Saturday, February 11, 2006

Dumbing Down the Met

The New York Times has a piece today on the upcoming "Gelb era" at the Metropolitan Opera.

At the end of this season Joseph Volpe, who has run the venerable opera house for the past 16 years, will step aside in favor of Peter Gelb, a former record company executive who is the son of Arthur Gelb, a former managing editor of The New York Times and biographer (with his wife Barbara) of Eugene O'Neill.

Gelb fils is nothing if not ambitious. In an interview for the Times article, Gelb states that "My work at the Met is going to involve everything, even subtitles." This in an opera house that already has "Met Titles," which are on the back of each seat.

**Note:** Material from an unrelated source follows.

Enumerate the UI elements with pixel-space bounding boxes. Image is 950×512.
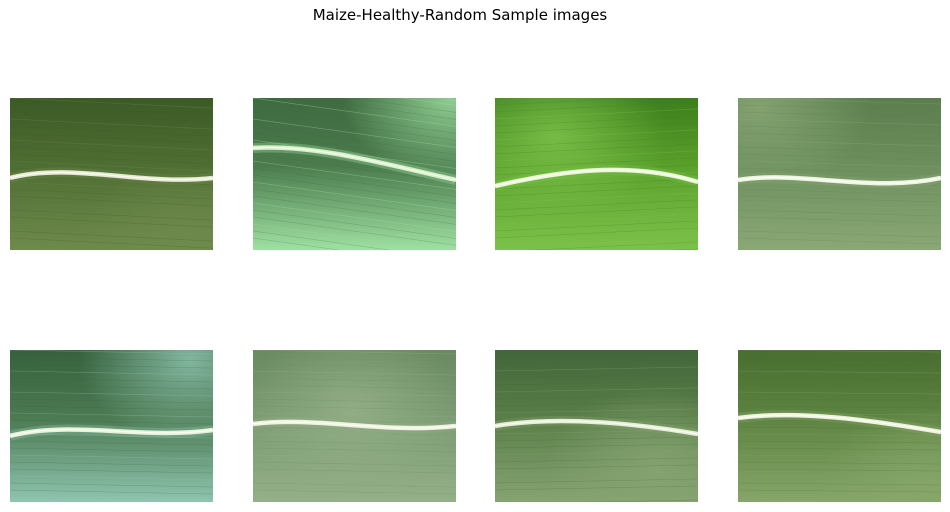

"Mr. Gelb's program," the Times continues, "calls for a collaboration with Lincoln Center Theater that will engage Hollywood directors like Anthony Minghella and Broadway directors like George C. Wolfe, as well as musical figures like the theater composers Michael John LaChiusa and Adam Guettel and the jazz musician Wynton Marsalis. Major conductors who have never appeared at the Met will make debuts, including Riccardo Muti, Daniel Barenboim and Esa-Pekka Salonen. The Met will install a gallery for works by contemporary painters, extending its reach into the visual arts. The artists include John Currin, Richard Prince and Sophie von Hellerman."

You can just tell what's going to happen, can't you?

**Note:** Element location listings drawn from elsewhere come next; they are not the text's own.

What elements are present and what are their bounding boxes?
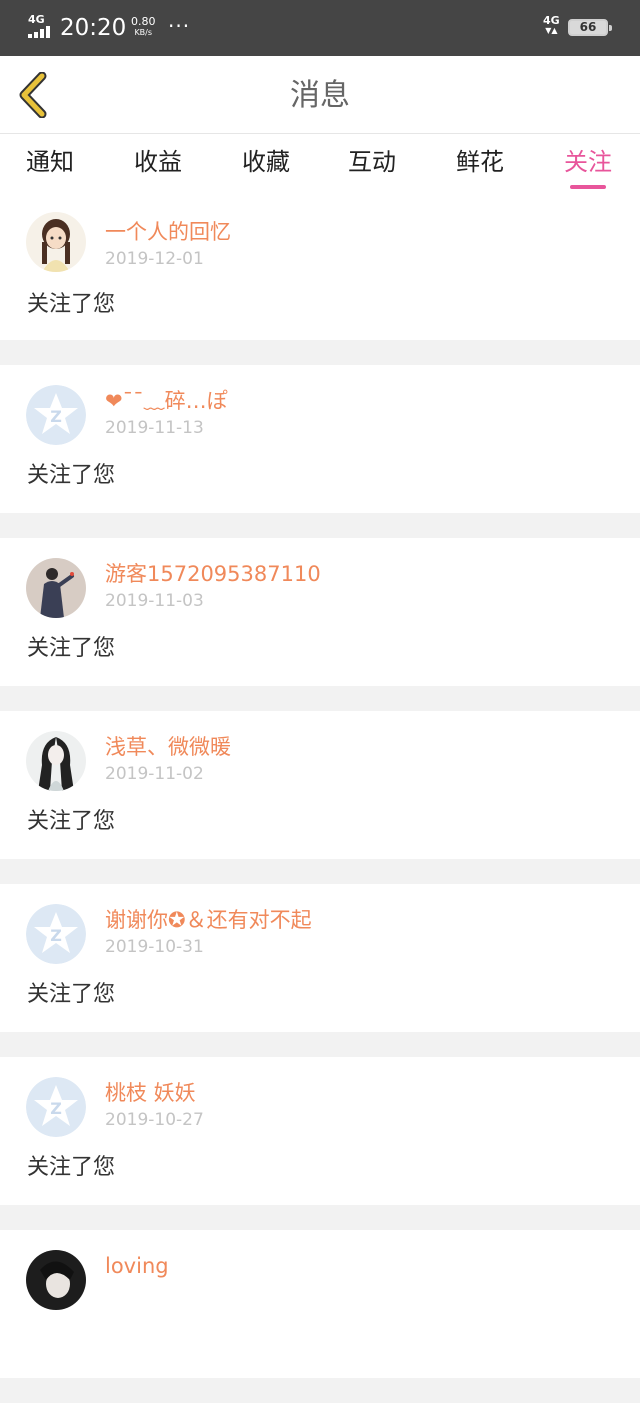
- avatar[interactable]: Z: [26, 385, 86, 445]
- default-avatar-icon: Z: [26, 385, 86, 445]
- list-item[interactable]: Z 谢谢你✪＆还有对不起 2019-10-31 关注了您: [0, 884, 640, 1032]
- username[interactable]: ❤ˉˉ﹏碎…ぽ: [105, 387, 228, 415]
- girl-portrait-icon: [26, 212, 86, 272]
- list-item[interactable]: loving: [0, 1230, 640, 1378]
- signal-icon: [28, 26, 54, 38]
- list-item[interactable]: 浅草、微微暖 2019-11-02 关注了您: [0, 711, 640, 859]
- battery-icon: 66: [568, 19, 612, 36]
- svg-text:Z: Z: [50, 1099, 62, 1118]
- active-tab-indicator: [570, 185, 606, 189]
- tab-bar: 通知 收益 收藏 互动 鲜花 关注: [0, 134, 640, 194]
- list-item[interactable]: Z ❤ˉˉ﹏碎…ぽ 2019-11-13 关注了您: [0, 365, 640, 513]
- list-item[interactable]: 一个人的回忆 2019-12-01 关注了您: [0, 194, 640, 340]
- tab-favorites[interactable]: 收藏: [242, 146, 290, 178]
- default-avatar-icon: Z: [26, 904, 86, 964]
- avatar[interactable]: Z: [26, 904, 86, 964]
- timestamp: 2019-11-13: [105, 418, 204, 438]
- tab-earnings[interactable]: 收益: [134, 146, 182, 178]
- list-item[interactable]: 游客1572095387110 2019-11-03 关注了您: [0, 538, 640, 686]
- list-item[interactable]: Z 桃枝 妖妖 2019-10-27 关注了您: [0, 1057, 640, 1205]
- action-text: 关注了您: [27, 982, 116, 1007]
- network-indicator: 4G ▼▲: [543, 15, 560, 35]
- username[interactable]: 一个人的回忆: [105, 218, 231, 246]
- dark-portrait-icon: [26, 1250, 86, 1310]
- avatar[interactable]: [26, 1250, 86, 1310]
- tab-follow[interactable]: 关注: [564, 146, 612, 178]
- action-text: 关注了您: [27, 1155, 116, 1180]
- timestamp: 2019-11-03: [105, 591, 204, 611]
- network-speed: 0.80 KB/s: [131, 16, 156, 38]
- avatar[interactable]: Z: [26, 1077, 86, 1137]
- speed-unit: KB/s: [134, 28, 153, 37]
- tab-notice[interactable]: 通知: [26, 146, 74, 178]
- avatar[interactable]: [26, 212, 86, 272]
- action-text: 关注了您: [27, 809, 116, 834]
- timestamp: 2019-10-27: [105, 1110, 204, 1130]
- timestamp: 2019-12-01: [105, 249, 204, 269]
- more-icon: ···: [168, 14, 191, 38]
- tab-flowers[interactable]: 鲜花: [456, 146, 504, 178]
- timestamp: 2019-10-31: [105, 937, 204, 957]
- avatar[interactable]: [26, 731, 86, 791]
- username[interactable]: 谢谢你✪＆还有对不起: [105, 906, 312, 934]
- network-type: 4G: [28, 13, 45, 26]
- notification-list: 一个人的回忆 2019-12-01 关注了您 Z ❤ˉˉ﹏碎…ぽ 2019-11…: [0, 194, 640, 1403]
- action-text: 关注了您: [27, 463, 116, 488]
- clock: 20:20: [60, 15, 127, 41]
- default-avatar-icon: Z: [26, 1077, 86, 1137]
- svg-text:Z: Z: [50, 407, 62, 426]
- action-text: 关注了您: [27, 292, 116, 317]
- username[interactable]: 桃枝 妖妖: [105, 1079, 196, 1107]
- person-photo-icon: [26, 558, 86, 618]
- ink-portrait-icon: [26, 731, 86, 791]
- app-header: 消息: [0, 56, 640, 134]
- data-arrows-icon: ▼▲: [545, 26, 558, 35]
- status-bar: 4G 20:20 0.80 KB/s ··· 4G ▼▲ 66: [0, 0, 640, 56]
- action-text: 关注了您: [27, 636, 116, 661]
- tab-interaction[interactable]: 互动: [348, 146, 396, 178]
- avatar[interactable]: [26, 558, 86, 618]
- timestamp: 2019-11-02: [105, 764, 204, 784]
- page-title: 消息: [290, 78, 350, 113]
- username[interactable]: 游客1572095387110: [105, 560, 321, 588]
- username[interactable]: 浅草、微微暖: [105, 733, 231, 761]
- svg-text:Z: Z: [50, 926, 62, 945]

I wrote an article for the now-defunct Opera Monthly about 15 years ago called "How to Behave at the Opera," in which I pointed out, somewhat presciently, that the operagoing experience was in the process of being ruined by a bunch of rubes who wants to have the cultural prestige of attending the opera but have no idea what they're listening to or have a clue as to how to respond to it. They're akin to the idiots in the outer boroughs building "McMansions" on plots of land not big enough for a moderately sized house: lots of money, and no taste. That's the audience that the Met is shooting for with these changes to a 123-year-old institution.

At least you can forestall the incursion of obnoxious "McMansions" by altering the zoning laws, as has been done in some neighborhoods in Queens; but what can be done to prevent the dumbing down of the Met that's going to take place once the next three seasons (which have already been scheduled by the Volpe regime) are over?

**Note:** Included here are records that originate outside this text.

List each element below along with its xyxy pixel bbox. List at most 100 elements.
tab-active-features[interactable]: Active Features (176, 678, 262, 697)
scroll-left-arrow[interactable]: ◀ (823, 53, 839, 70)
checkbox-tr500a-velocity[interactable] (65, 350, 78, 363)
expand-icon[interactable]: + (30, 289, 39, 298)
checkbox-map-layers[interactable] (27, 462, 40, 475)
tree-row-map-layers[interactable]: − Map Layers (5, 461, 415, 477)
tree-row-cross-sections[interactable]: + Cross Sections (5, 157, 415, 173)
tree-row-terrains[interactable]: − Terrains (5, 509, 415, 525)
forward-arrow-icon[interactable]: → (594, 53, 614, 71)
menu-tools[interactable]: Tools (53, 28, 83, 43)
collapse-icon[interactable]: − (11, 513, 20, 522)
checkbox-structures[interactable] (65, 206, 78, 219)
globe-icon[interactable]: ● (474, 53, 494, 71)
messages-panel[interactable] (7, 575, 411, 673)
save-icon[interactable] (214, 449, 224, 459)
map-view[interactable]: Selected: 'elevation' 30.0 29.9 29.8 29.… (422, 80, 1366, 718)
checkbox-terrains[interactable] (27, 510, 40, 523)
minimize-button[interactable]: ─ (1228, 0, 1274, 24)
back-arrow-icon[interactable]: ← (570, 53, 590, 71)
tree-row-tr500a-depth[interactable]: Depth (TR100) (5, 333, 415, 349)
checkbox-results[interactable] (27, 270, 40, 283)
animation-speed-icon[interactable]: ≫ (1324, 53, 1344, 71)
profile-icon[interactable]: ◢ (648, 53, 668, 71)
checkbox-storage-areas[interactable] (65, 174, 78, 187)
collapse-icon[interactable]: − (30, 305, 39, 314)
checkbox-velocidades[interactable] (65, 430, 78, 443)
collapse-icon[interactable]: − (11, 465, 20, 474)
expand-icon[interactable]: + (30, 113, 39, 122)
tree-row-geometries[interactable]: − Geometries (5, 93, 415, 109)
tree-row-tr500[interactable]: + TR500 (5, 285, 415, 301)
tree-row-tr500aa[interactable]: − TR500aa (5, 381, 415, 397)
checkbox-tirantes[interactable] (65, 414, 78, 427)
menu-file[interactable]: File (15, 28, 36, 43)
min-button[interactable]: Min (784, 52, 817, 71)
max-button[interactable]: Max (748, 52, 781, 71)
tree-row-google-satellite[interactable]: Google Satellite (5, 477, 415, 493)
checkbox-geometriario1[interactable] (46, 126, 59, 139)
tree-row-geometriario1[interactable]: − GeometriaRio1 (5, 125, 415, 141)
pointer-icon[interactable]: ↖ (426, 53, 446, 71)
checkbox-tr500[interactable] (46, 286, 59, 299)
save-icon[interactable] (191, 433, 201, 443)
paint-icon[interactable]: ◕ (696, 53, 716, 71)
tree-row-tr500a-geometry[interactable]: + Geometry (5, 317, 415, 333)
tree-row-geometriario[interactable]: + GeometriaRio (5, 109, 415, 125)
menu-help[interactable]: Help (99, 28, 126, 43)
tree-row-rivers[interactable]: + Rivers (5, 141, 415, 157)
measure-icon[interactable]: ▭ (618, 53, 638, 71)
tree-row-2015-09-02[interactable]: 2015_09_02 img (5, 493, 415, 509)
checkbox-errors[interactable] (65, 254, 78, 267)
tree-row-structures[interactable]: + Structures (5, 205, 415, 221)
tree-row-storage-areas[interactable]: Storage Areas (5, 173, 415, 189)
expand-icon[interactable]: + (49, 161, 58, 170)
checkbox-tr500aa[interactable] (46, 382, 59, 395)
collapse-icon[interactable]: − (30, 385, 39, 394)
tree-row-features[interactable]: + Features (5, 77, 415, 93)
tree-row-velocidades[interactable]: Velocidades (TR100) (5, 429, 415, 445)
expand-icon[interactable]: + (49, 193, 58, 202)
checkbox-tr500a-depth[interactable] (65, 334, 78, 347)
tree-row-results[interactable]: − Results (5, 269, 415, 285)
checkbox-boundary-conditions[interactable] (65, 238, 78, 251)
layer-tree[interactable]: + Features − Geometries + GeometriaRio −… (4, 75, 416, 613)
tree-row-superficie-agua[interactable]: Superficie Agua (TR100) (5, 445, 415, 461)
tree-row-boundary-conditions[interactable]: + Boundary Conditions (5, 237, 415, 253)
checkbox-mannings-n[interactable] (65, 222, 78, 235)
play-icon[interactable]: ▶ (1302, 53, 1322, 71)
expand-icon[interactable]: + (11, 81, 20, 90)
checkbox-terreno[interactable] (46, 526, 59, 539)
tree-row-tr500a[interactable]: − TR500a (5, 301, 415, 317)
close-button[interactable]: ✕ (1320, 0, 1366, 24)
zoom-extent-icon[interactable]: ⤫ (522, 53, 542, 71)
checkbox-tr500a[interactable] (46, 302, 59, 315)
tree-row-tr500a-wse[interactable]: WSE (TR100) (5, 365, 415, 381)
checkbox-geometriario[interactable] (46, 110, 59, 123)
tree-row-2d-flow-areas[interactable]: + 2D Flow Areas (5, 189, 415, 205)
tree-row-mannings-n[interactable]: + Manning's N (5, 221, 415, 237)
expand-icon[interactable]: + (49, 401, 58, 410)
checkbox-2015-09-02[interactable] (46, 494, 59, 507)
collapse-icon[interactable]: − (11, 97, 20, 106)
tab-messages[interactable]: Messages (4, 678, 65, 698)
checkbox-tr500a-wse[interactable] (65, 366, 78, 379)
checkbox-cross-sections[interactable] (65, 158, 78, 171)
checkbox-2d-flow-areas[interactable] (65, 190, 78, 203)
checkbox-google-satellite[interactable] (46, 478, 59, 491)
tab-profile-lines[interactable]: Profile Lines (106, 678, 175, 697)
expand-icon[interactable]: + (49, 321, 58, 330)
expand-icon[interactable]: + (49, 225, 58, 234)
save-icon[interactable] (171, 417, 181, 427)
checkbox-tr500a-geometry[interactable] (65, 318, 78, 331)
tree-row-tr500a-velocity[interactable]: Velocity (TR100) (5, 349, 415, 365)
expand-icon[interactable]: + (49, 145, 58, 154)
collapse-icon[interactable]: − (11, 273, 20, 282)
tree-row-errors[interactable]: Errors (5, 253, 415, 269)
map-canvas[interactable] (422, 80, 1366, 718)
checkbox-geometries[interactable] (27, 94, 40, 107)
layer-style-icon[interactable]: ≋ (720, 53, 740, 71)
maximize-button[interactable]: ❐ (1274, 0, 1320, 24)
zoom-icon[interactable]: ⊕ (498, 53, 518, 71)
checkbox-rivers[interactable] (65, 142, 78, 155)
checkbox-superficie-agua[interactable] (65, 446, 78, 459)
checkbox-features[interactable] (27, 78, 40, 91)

Do we really want to see productions of classic operas by George C. Wolfe, who almost single-handedly ran the Public Theater into the ground with his self-indulgent revivals, almost every one of which bombed? Or hear new works by musical mediocrities like Michael John LaChiusa? Or see productions of "Parsifal" where all the Flower Maidens perform in the nude? At least that last idea has some historical precedent -- it was suggested to the powers that be at Bayreuth in the 1930s by a fervent Wagner fan with some clout: his name was Adolph Hitler.

If Gelb thinks that by bringing in so-called names from the outside and embracing new technologies he can somehow make the Met "relevant" (i.e. profitable) then he's delusional. Opera podcasts are not going to cut it, especially when the Met is still refusing to release the bulk of its classic opera broadcasts from the 30s and 40s on compact disc (while legally harassing those who do). People who coo orgasmically while listening to Fergie opining about her "lady lumps" are not likely to download a Ring cycle -- even one with Flagstad and Melchior. And the people whose ticket sales and donations already keep the Met going (described in the article on average as "a 62-year-old college graduate earning about $120,000") are hardly going to appreciate the kind of dumbing-down of the house that the Gelb regime has in mind.

Hmmmm... alienate the old subscribers who have kept the place going for decades in the hopes of attracting a musically illiterate audience that doesn't give a shit about opera and who won't show up anyway. Now that's a way to run an opera house!